I was recently asked to comment for a media article about how I would define this decade.  Originally the question involved technology advances -- the things we have and use now that we didn't in the 1990's.  As I was looking at the list, it dawned on me...those things that have really exploded this decade are things that promote and market...US.

From what we’ve seen in the past several years, I suggest we call this the “All about Me Decade.”  Whether it’s expressed via MySpace, Facebook, Twitter, YouTube, reality TV or any other number of outlets, our society seems to have spent increasing amounts of time being self-absorbed and self-focused, and believe everyone else will care, too.  Incidents such as Kanye West’s outburst upstaging Taylor Swift and even Tiger Woods’ dalliances shows that too many people seem to think that “if it’s all right with me, it’s all right.”

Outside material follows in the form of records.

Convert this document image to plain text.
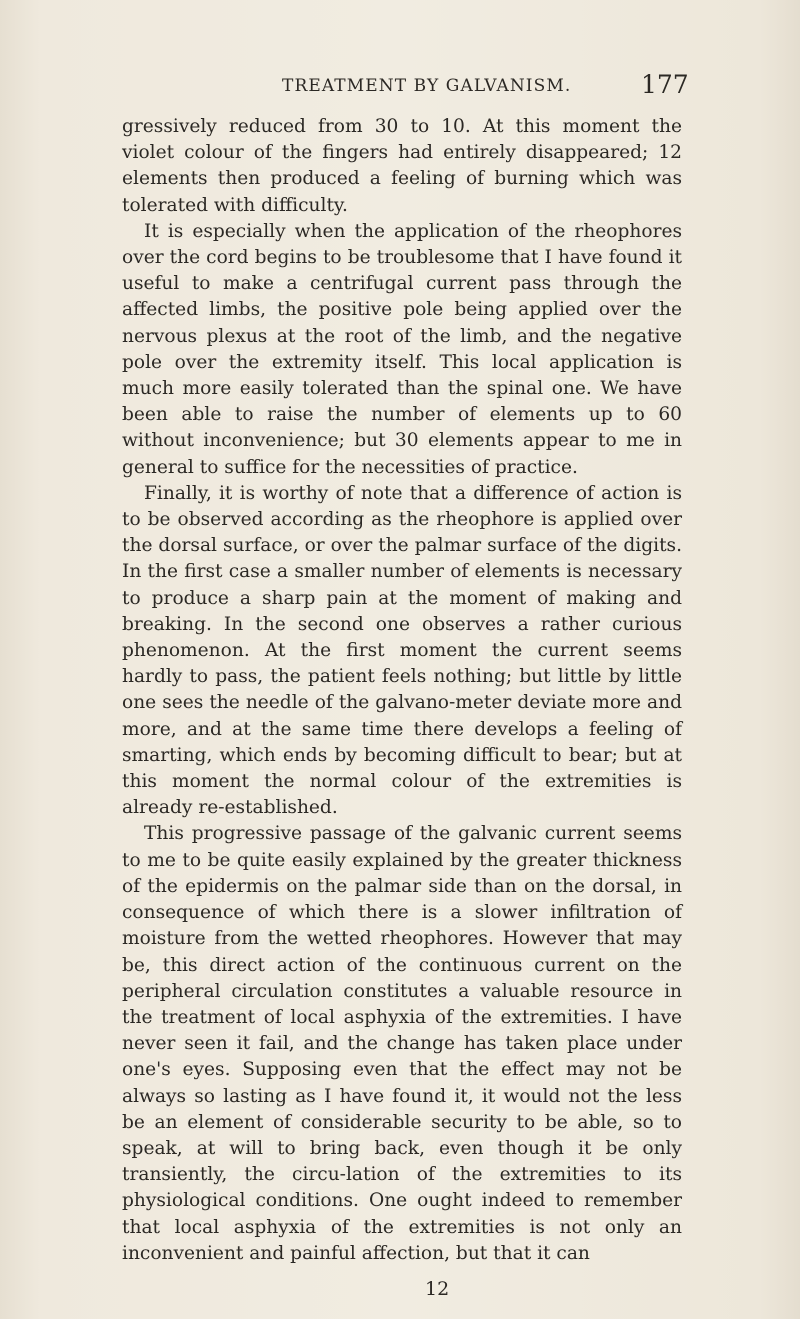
TREATMENT BY GALVANISM.	177

gressively reduced from 30 to 10. At this moment the violet colour of the fingers had entirely disappeared; 12 elements then produced a feeling of burning which was tolerated with difficulty.

It is especially when the application of the rheophores over the cord begins to be troublesome that I have found it useful to make a centrifugal current pass through the affected limbs, the positive pole being applied over the nervous plexus at the root of the limb, and the negative pole over the extremity itself. This local application is much more easily tolerated than the spinal one. We have been able to raise the number of elements up to 60 without inconvenience; but 30 elements appear to me in general to suffice for the necessities of practice.

Finally, it is worthy of note that a difference of action is to be observed according as the rheophore is applied over the dorsal surface, or over the palmar surface of the digits. In the first case a smaller number of elements is necessary to produce a sharp pain at the moment of making and breaking. In the second one observes a rather curious phenomenon. At the first moment the current seems hardly to pass, the patient feels nothing; but little by little one sees the needle of the galvano-meter deviate more and more, and at the same time there develops a feeling of smarting, which ends by becoming difficult to bear; but at this moment the normal colour of the extremities is already re-established.

This progressive passage of the galvanic current seems to me to be quite easily explained by the greater thickness of the epidermis on the palmar side than on the dorsal, in consequence of which there is a slower infiltration of moisture from the wetted rheophores. However that may be, this direct action of the continuous current on the peripheral circulation constitutes a valuable resource in the treatment of local asphyxia of the extremities. I have never seen it fail, and the change has taken place under one's eyes. Supposing even that the effect may not be always so lasting as I have found it, it would not the less be an element of considerable security to be able, so to speak, at will to bring back, even though it be only transiently, the circu-lation of the extremities to its physiological conditions. One ought indeed to remember that local asphyxia of the extremities is not only an inconvenient and painful affection, but that it can

12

We take pictures on our ever-present cell phones, not thinking about whether doing so is appropriate or potentially intrusive to others, and can't wait to post them on the Internet for all to see.  We post "info" about our latest meal or even, heaven forbid, bathroom break, and expect people to follow with rapt attention. We strive to see how many "friends" we can collect on online social networks, believing somehow that this validates our importance. We're linked-in, followed, tweeted, IM'd, tagged and bleeped on all ends, at all times, with no relief in sight.

Is it all so terribly important or necessary?  Do people really CARE so much about so much trivia?  Our personal and professional relationships are suffering because we spend so much time "relating" to each other via a sterile, unemotional keyboard.  I say these practices can actually be harmful.  I, for one, have learned things about one of my friends I connected with via Facebook that really have me thinking twice about her character and personality -- now that I've seen a certain side of her via the Internet, I'm not sure I'd want a closer relationship in "Real Life."

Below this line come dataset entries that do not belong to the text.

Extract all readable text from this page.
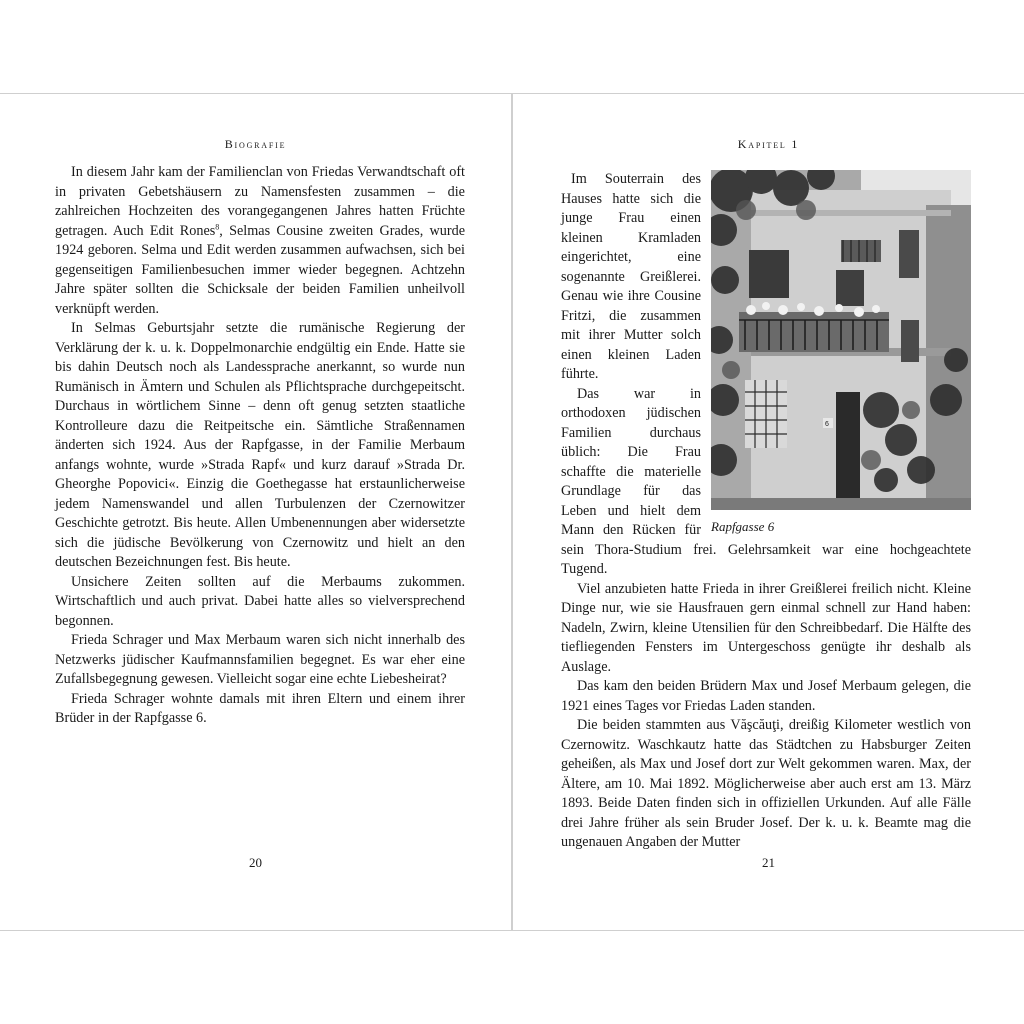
Biografie

In diesem Jahr kam der Familienclan von Friedas Verwandtschaft oft in privaten Gebetshäusern zu Namensfesten zusammen – die zahlreichen Hochzeiten des vorangegangenen Jahres hatten Früchte getragen. Auch Edit Rones$^8$, Selmas Cousine zweiten Grades, wurde 1924 geboren. Selma und Edit werden zusammen aufwachsen, sich bei gegenseitigen Familienbesuchen immer wieder begegnen. Achtzehn Jahre später sollten die Schicksale der beiden Familien unheilvoll verknüpft werden.

In Selmas Geburtsjahr setzte die rumänische Regierung der Verklärung der k. u. k. Doppelmonarchie endgültig ein Ende. Hatte sie bis dahin Deutsch noch als Landessprache anerkannt, so wurde nun Rumänisch in Ämtern und Schulen als Pflichtsprache durchgepeitscht. Durchaus in wörtlichem Sinne – denn oft genug setzten staatliche Kontrolleure dazu die Reitpeitsche ein. Sämtliche Straßennamen änderten sich 1924. Aus der Rapfgasse, in der Familie Merbaum anfangs wohnte, wurde »Strada Rapf« und kurz darauf »Strada Dr. Gheorghe Popovici«. Einzig die Goethegasse hat erstaunlicherweise jedem Namenswandel und allen Turbulenzen der Czernowitzer Geschichte getrotzt. Bis heute. Allen Umbenennungen aber widersetzte sich die jüdische Bevölkerung von Czernowitz und hielt an den deutschen Bezeichnungen fest. Bis heute.

Unsichere Zeiten sollten auf die Merbaums zukommen. Wirtschaftlich und auch privat. Dabei hatte alles so vielversprechend begonnen.

Frieda Schrager und Max Merbaum waren sich nicht innerhalb des Netzwerks jüdischer Kaufmannsfamilien begegnet. Es war eher eine Zufallsbegegnung gewesen. Vielleicht sogar eine echte Liebesheirat?

Frieda Schrager wohnte damals mit ihren Eltern und einem ihrer Brüder in der Rapfgasse 6.

20
Kapitel 1
6
Rapfgasse 6

Im Souterrain des Hauses hatte sich die junge Frau einen kleinen Kramladen eingerichtet, eine sogenannte Greißlerei. Genau wie ihre Cousine Fritzi, die zusammen mit ihrer Mutter solch einen kleinen Laden führte.

Das war in orthodoxen jüdischen Familien durchaus üblich: Die Frau schaffte die materielle Grundlage für das Leben und hielt dem Mann den Rücken für sein Thora-Studium frei. Gelehrsamkeit war eine hochgeachtete Tugend.

Viel anzubieten hatte Frieda in ihrer Greißlerei freilich nicht. Kleine Dinge nur, wie sie Hausfrauen gern einmal schnell zur Hand haben: Nadeln, Zwirn, kleine Utensilien für den Schreibbedarf. Die Hälfte des tiefliegenden Fensters im Untergeschoss genügte ihr deshalb als Auslage.

Das kam den beiden Brüdern Max und Josef Merbaum gelegen, die 1921 eines Tages vor Friedas Laden standen.

Die beiden stammten aus Văşcăuţi, dreißig Kilometer westlich von Czernowitz. Waschkautz hatte das Städtchen zu Habsburger Zeiten geheißen, als Max und Josef dort zur Welt gekommen waren. Max, der Ältere, am 10. Mai 1892. Möglicherweise aber auch erst am 13. März 1893. Beide Daten finden sich in offiziellen Urkunden. Auf alle Fälle drei Jahre früher als sein Bruder Josef. Der k. u. k. Beamte mag die ungenauen Angaben der Mutter

21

Our techno tools have also led to a decrease in basic decency and civility.  We talk over each other on TV and real life -- he with the loudest voice and most persistence wins. It's nothing to 'dis someone via an IM.  Or dump a boy/girlfriend through a text message.  We gossip online, cyberstalk and bully anonymously, sharing it all at the click of a mouse for all the world to participate.  Heck, we even even join in when a suicide is broadcast on the Net, encouraging the victim to hurry up and get it over with.  And, if we're caught...well, it can all be explained away with a giggled "Opps, my bad."

I know this hasn't been all the decade has had to offer, but it's some of the lowest of the low, certainly.  It's an indication of how little we think of others, but how much we think of ourselves.

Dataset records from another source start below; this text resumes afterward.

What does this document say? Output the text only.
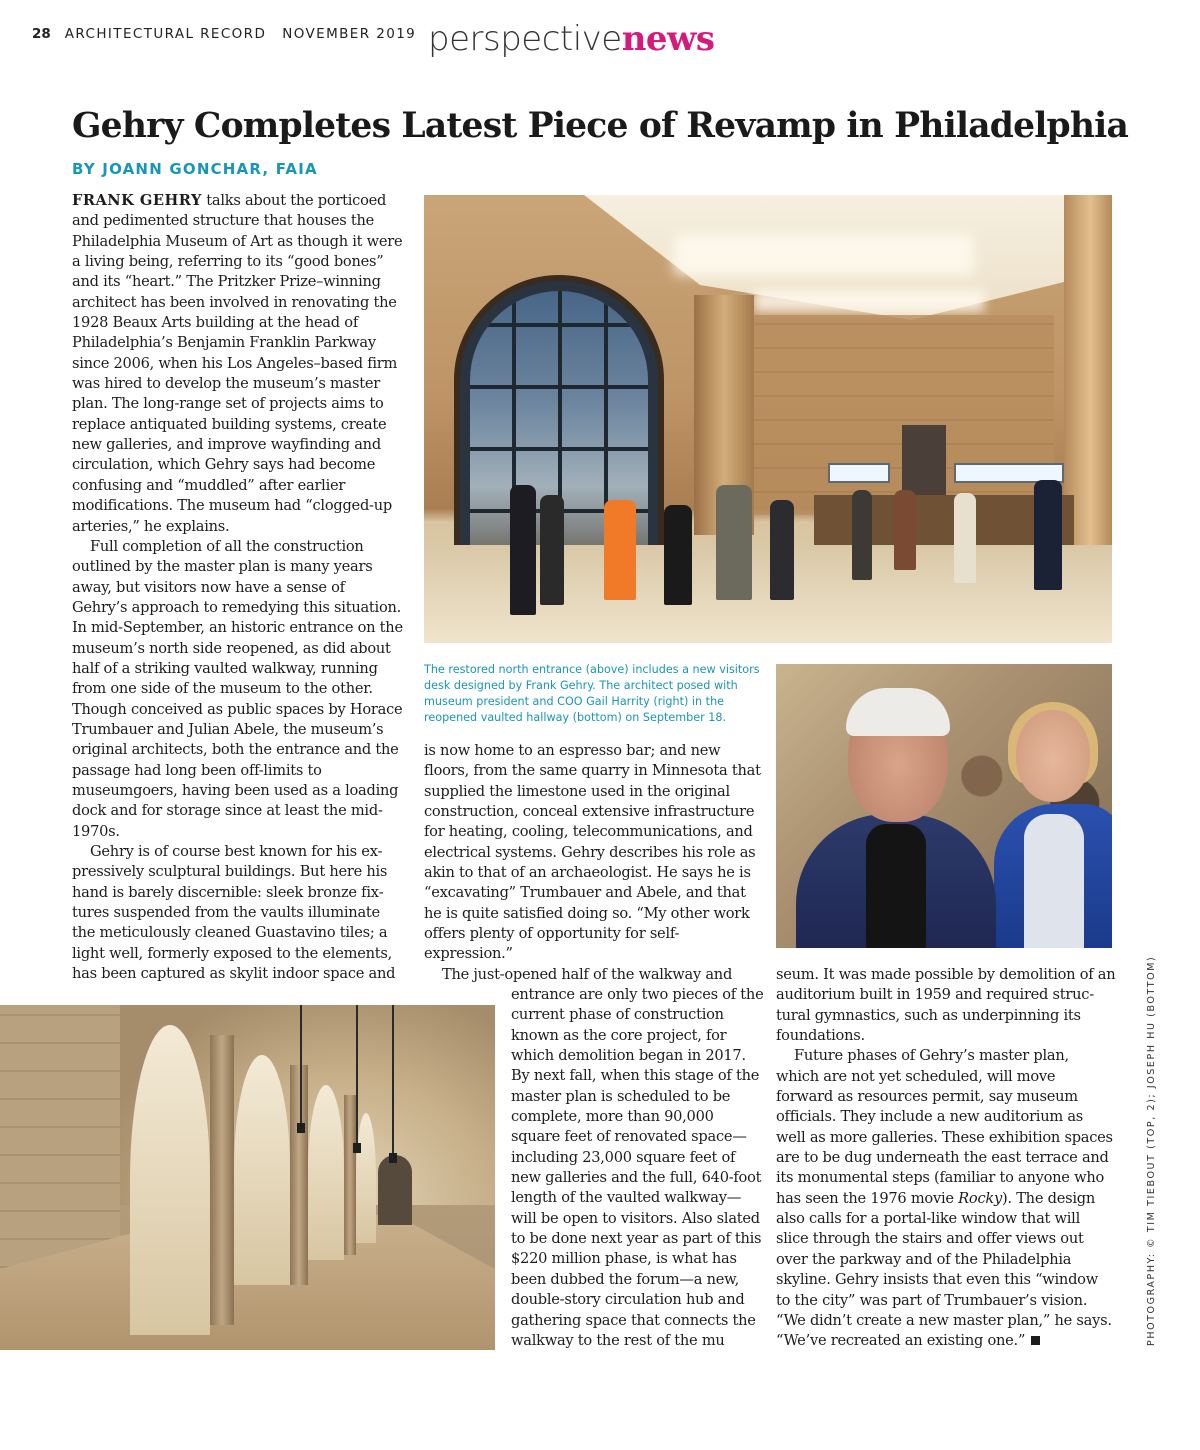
28 ARCHITECTURAL RECORD NOVEMBER 2019 perspectivenews
Gehry Completes Latest Piece of Revamp in Philadelphia
BY JOANN GONCHAR, FAIA

FRANK GEHRY talks about the porticoed and pedimented structure that houses the Philadelphia Museum of Art as though it were a living being, referring to its “good bones” and its “heart.” The Pritzker Prize–winning architect has been involved in renovating the 1928 Beaux Arts building at the head of Philadelphia’s Benjamin Franklin Parkway since 2006, when his Los Angeles–based firm was hired to develop the museum’s master plan. The long-range set of projects aims to replace antiquated building systems, create new galleries, and improve wayfinding and circulation, which Gehry says had become confusing and “muddled” after earlier modifications. The museum had “clogged-up arteries,” he explains.

Full completion of all the construction outlined by the master plan is many years away, but visitors now have a sense of Gehry’s approach to remedying this situation. In mid-September, an historic entrance on the museum’s north side reopened, as did about half of a striking vaulted walkway, running from one side of the museum to the other. Though conceived as public spaces by Horace Trumbauer and Julian Abele, the museum’s original architects, both the entrance and the passage had long been off-limits to museumgoers, having been used as a loading dock and for storage since at least the mid-1970s.

Gehry is of course best known for his expressively sculptural buildings. But here his hand is barely discernible: sleek bronze fixtures suspended from the vaults illuminate the meticulously cleaned Guastavino tiles; a light well, formerly exposed to the elements, has been captured as skylit indoor space and

The restored north entrance (above) includes a new visitors desk designed by Frank Gehry. The architect posed with museum president and COO Gail Harrity (right) in the reopened vaulted hallway (bottom) on September 18.

is now home to an espresso bar; and new floors, from the same quarry in Minnesota that supplied the limestone used in the original construction, conceal extensive infrastructure for heating, cooling, telecommunications, and electrical systems. Gehry describes his role as akin to that of an archaeologist. He says he is “excavating” Trumbauer and Abele, and that he is quite satisfied doing so. “My other work offers plenty of opportunity for self-expression.”

The just-opened half of the walkway and

entrance are only two pieces of the current phase of construction known as the core project, for which demolition began in 2017. By next fall, when this stage of the master plan is scheduled to be complete, more than 90,000 square feet of renovated space—including 23,000 square feet of new galleries and the full, 640-foot length of the vaulted walkway—will be open to visitors. Also slated to be done next year as part of this $220 million phase, is what has been dubbed the forum—a new, double-story circulation hub and gathering space that connects the walkway to the rest of the mu

seum. It was made possible by demolition of an auditorium built in 1959 and required structural gymnastics, such as underpinning its foundations.

Future phases of Gehry’s master plan, which are not yet scheduled, will move forward as resources permit, say museum officials. They include a new auditorium as well as more galleries. These exhibition spaces are to be dug underneath the east terrace and its monumental steps (familiar to anyone who has seen the 1976 movie Rocky). The design also calls for a portal-like window that will slice through the stairs and offer views out over the parkway and of the Philadelphia skyline. Gehry insists that even this “window to the city” was part of Trumbauer’s vision. “We didn’t create a new master plan,” he says. “We’ve recreated an existing one.”	PHOTOGRAPHY: © TIM TIEBOUT (TOP, 2); JOSEPH HU (BOTTOM)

Since it's New Year's I suggest we make a resolution:  Let's work together to build a new legacy for the next decade.  I suggest if 2000-2009 was the "Decade about Me" let's make 2010-2019 "The Decade about WE."  Let's spend more time thinking of others than of ourselves.  Let's direct more energy toward bettering the lives of others than gathering more stuff for us. Let's teach our children the value of community and relationships and show them that kindness is valuable and priceless.

If we do so, just imagine what the recap for the next generation could look like. I'd drink a toast to that.  Care to join me?